Come dare supporto ai ragazzi alle prese con gli esami? Qualche risposta interessante a questa domanda arriva dall’esperta in materia Carol Vorderman, la quale illustra i modi migliori per affiancare un figlio teenager che sta per affrontare un momento così delicato, senza tuttavia rischiare di creare conflitti.

Il segreto è un giusto compromesso tra l’essere permessivi e autoritari, infatti è necessario aiutare i giovani studenti a capire che l’unico modo per avere del tempo libero e rilassarsi è stilare una tabella di marcia da seguire durante il giorno, che preveda varie fasi di studio alternate a momenti di relax da concordare insieme.

Il grosso del problema sarà senza dubbio limitare l’uso di Facebook, TV e computer in generale, chiaramente utilizzato per lo svago personale e spesso enorme distrazione per i ragazzi. Allo stesso tempo, tuttavia, è fondamentale rafforzare la fiducia del teenager, infondendogli sicurezza e facendogli capire che non è solo ad affrontare questo momento.

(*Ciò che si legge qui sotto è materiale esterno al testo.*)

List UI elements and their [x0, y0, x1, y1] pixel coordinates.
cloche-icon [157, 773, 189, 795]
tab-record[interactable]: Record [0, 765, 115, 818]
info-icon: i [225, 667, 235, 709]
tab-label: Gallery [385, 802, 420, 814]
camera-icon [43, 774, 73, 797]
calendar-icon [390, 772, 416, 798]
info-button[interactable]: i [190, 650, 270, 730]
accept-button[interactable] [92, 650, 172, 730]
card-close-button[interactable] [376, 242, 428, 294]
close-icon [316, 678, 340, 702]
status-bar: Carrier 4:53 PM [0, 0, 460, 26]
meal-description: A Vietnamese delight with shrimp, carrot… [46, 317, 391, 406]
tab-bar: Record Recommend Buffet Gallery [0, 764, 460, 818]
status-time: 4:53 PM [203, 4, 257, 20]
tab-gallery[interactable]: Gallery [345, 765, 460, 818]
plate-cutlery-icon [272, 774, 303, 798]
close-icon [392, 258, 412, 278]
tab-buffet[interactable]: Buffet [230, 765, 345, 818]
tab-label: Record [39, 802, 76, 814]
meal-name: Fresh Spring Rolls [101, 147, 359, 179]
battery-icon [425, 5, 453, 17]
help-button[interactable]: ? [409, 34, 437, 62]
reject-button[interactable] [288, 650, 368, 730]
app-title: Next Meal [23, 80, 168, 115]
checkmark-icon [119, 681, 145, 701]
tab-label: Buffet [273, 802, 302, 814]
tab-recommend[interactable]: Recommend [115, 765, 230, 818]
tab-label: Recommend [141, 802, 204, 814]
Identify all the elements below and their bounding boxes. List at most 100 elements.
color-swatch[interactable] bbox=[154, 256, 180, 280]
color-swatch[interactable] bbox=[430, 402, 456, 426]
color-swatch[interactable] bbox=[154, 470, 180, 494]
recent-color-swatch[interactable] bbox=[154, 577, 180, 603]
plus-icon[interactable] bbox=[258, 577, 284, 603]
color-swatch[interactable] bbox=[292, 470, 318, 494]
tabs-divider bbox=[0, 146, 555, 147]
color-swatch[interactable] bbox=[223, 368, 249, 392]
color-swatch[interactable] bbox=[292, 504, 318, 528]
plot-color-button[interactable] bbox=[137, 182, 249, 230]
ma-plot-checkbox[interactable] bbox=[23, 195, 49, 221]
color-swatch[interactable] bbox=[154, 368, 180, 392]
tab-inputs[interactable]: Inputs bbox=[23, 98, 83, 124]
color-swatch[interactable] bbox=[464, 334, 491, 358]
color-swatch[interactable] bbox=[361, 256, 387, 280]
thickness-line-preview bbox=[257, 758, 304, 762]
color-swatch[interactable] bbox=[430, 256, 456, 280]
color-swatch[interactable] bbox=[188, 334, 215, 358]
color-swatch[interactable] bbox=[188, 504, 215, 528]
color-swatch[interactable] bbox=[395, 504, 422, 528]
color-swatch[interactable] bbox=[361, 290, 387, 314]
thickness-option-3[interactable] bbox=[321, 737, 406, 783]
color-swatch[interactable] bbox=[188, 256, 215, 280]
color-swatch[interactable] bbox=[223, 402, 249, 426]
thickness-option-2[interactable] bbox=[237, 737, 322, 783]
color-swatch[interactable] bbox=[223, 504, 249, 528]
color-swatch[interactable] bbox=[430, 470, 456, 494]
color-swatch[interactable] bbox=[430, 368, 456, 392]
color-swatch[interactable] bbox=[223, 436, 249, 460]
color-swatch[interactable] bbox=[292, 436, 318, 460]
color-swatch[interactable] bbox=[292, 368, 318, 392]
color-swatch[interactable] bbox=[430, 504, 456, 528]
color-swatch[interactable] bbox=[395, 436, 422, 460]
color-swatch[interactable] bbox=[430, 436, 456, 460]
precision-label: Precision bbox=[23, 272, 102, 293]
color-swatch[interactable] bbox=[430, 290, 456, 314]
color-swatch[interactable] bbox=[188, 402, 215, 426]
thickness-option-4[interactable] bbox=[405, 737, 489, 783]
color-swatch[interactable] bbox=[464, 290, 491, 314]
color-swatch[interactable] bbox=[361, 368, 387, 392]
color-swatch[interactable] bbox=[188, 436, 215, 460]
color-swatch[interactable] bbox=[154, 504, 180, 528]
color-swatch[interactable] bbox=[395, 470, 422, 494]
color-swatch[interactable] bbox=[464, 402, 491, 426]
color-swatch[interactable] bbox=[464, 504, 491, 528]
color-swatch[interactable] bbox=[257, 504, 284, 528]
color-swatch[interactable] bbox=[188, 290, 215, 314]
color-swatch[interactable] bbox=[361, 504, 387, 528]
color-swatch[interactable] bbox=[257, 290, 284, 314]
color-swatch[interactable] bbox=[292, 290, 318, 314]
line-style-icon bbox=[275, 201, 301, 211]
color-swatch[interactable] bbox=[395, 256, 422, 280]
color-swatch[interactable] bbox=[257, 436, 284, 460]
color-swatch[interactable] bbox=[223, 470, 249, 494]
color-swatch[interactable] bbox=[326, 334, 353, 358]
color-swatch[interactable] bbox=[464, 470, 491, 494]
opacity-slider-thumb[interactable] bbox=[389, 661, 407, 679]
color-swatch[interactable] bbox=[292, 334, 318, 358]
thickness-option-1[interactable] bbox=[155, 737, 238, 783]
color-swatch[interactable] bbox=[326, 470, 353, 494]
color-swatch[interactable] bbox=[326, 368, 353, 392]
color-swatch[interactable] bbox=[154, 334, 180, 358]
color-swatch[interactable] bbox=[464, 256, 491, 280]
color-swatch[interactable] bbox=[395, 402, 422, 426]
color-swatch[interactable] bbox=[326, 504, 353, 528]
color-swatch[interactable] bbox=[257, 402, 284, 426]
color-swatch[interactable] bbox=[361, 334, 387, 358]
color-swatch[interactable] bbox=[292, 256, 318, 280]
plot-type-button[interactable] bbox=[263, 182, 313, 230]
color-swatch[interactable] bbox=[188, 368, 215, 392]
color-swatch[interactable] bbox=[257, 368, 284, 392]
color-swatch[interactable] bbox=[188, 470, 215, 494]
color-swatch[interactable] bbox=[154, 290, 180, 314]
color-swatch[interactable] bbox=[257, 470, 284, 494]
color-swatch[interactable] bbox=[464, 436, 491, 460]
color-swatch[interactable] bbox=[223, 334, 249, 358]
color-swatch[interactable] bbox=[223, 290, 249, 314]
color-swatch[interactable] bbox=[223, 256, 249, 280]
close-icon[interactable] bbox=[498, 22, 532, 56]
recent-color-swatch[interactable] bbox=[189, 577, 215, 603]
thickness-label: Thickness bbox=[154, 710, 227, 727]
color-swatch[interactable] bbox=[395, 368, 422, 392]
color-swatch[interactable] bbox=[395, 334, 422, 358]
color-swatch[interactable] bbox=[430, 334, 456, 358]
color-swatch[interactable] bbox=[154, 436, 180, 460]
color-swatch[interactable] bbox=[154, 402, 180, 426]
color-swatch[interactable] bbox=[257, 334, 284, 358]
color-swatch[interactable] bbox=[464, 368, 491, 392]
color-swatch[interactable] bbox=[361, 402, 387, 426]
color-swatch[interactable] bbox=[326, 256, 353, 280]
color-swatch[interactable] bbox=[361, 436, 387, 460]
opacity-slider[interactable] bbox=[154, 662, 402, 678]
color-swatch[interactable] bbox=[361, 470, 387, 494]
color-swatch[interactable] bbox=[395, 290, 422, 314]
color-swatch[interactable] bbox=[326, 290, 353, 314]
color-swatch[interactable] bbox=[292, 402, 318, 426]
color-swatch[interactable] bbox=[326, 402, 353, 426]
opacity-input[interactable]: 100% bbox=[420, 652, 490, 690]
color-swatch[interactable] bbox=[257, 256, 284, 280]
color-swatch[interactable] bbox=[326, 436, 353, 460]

Dal punto di vista pratico, invece, è bene assicurarsi che i figli seguano un’alimentazione sana e bilanciata, adatta proprio a sostenerli nel periodo degli esami. Se è possibile, inoltre, sarebbe opportuno accompagnarli a scuola il giorno dell’esame, momento ideale per sottolineare che mamma e papà sono vicini e anche loro partecipano a questo evento.

Che reazione avere se l’esame non ha esito positivo? Anche in questo caso, un buon compromesso tra affetto e rimprovero è la soluzione giusta, ma certamente una strigliata troppo evidente può essere controproducente e demotivare l’adolescente che, presto o tardi, si troverà ancora una volta davanti al medesimo ostacolo da superare.